William Eichler 22 January 2019

Consumer watchdog reveals broadband ‘black spots’

Consumer watchdog reveals broadband ‘black spots’

Many local authority areas, including in London, still have broadband black spots, according to a consumer watchdog.

Research from Which? has revealed that while rural Scotland and Wales have Britain’s slowest average connection speeds, many urban areas still have ‘sluggish’ broadband.

The Orkney islands (3Mbps), Allerdale (5.7Mbps), Shetland Islands (6.7Mbps), Argyll and Bute (7Mbps), Moray (7.1Mbps), Fermanagh and Omagh (7.4Mbps) and Ceredigion (7.5 Mbps) were the worst affected local authority areas.

Tower Hamlets (10.1Mbps), Westminster (10.8Mbps), Stroud (11.4Mbps), Tunbridge Wells (11.4Mbps), North East Derbyshire (11.5Mbps), and Canterbury (11.5Mbps) were also found to be lagging well behind other areas.

The fastest local authority area for broadband speeds was commuter borough Broxbourne with an average 32.5Mbps.

Other urban areas benefiting from fast internet include Crawley (32.3Mbps), West Dunbartonshire in Scotland (29.6Mbps), Watford (29.5Mbps), Rushmore (28.9 Mbps), Nottingham (27.6Mbps) and Cambridge (27.3Mbps).

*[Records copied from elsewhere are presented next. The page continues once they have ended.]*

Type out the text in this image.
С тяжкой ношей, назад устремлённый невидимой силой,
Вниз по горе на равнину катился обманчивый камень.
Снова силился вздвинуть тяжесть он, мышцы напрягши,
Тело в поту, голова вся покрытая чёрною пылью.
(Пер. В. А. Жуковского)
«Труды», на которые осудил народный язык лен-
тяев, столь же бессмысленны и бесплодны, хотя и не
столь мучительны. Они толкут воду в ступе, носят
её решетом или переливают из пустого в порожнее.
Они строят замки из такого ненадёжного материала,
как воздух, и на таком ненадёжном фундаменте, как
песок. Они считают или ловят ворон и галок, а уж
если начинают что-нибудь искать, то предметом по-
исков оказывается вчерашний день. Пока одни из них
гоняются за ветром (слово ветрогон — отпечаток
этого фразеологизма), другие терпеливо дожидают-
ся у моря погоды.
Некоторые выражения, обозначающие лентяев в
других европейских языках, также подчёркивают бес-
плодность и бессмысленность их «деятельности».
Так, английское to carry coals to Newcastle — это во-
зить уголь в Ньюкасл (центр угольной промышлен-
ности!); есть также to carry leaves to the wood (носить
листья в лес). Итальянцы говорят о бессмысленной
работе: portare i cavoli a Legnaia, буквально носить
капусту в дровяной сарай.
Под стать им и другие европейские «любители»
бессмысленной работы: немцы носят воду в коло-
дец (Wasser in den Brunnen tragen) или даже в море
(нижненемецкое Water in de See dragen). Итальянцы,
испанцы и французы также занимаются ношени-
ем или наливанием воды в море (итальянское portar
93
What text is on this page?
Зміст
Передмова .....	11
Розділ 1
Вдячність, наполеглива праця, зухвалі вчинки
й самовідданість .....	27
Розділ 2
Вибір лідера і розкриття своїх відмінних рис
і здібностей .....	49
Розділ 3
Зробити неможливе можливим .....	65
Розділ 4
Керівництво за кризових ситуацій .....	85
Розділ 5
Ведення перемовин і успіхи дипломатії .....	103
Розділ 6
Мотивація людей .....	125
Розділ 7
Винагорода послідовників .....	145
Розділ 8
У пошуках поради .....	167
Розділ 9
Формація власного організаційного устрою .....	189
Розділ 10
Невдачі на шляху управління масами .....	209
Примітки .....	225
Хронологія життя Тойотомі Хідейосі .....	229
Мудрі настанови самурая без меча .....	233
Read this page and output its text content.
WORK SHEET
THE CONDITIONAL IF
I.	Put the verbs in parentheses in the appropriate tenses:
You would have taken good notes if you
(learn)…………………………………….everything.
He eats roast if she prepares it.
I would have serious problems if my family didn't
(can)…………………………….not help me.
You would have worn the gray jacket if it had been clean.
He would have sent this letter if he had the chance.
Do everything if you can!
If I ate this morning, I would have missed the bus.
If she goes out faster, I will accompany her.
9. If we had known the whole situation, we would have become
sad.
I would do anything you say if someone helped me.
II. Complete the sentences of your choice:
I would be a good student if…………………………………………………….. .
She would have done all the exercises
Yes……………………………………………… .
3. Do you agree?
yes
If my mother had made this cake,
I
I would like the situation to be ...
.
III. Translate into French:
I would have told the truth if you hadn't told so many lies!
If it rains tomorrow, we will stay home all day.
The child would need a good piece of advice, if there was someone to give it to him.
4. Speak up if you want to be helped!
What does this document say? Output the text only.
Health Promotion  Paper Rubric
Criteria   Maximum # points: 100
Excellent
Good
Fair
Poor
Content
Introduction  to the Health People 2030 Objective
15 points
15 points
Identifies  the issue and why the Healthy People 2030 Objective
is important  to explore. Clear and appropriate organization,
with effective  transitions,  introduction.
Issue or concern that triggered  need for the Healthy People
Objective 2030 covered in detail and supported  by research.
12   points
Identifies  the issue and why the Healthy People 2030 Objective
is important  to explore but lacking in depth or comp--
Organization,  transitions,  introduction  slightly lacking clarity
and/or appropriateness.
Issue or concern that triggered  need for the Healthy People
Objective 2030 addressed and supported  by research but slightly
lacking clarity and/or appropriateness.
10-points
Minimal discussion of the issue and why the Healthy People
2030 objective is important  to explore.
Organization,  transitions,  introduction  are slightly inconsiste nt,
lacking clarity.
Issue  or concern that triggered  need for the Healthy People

The fastest broadband in London was found in the borough of Harrow (26Mbps) followed by Barking and Dagenham (25.7Mbps) and Greenwich (23.6Mbps).

‘Having a good broadband connection is a basic requirement for many important everyday tasks, so it is unacceptable that millions of people around the country are still struggling to get what they need,’ said Alex Neill, Which? managing director of home products and services.

‘The Government and the regulator must now press ahead with plans to provide a bare minimum connection speed of 10 Megabits in every household and make sure that no one is at a disadvantage because of where they live.’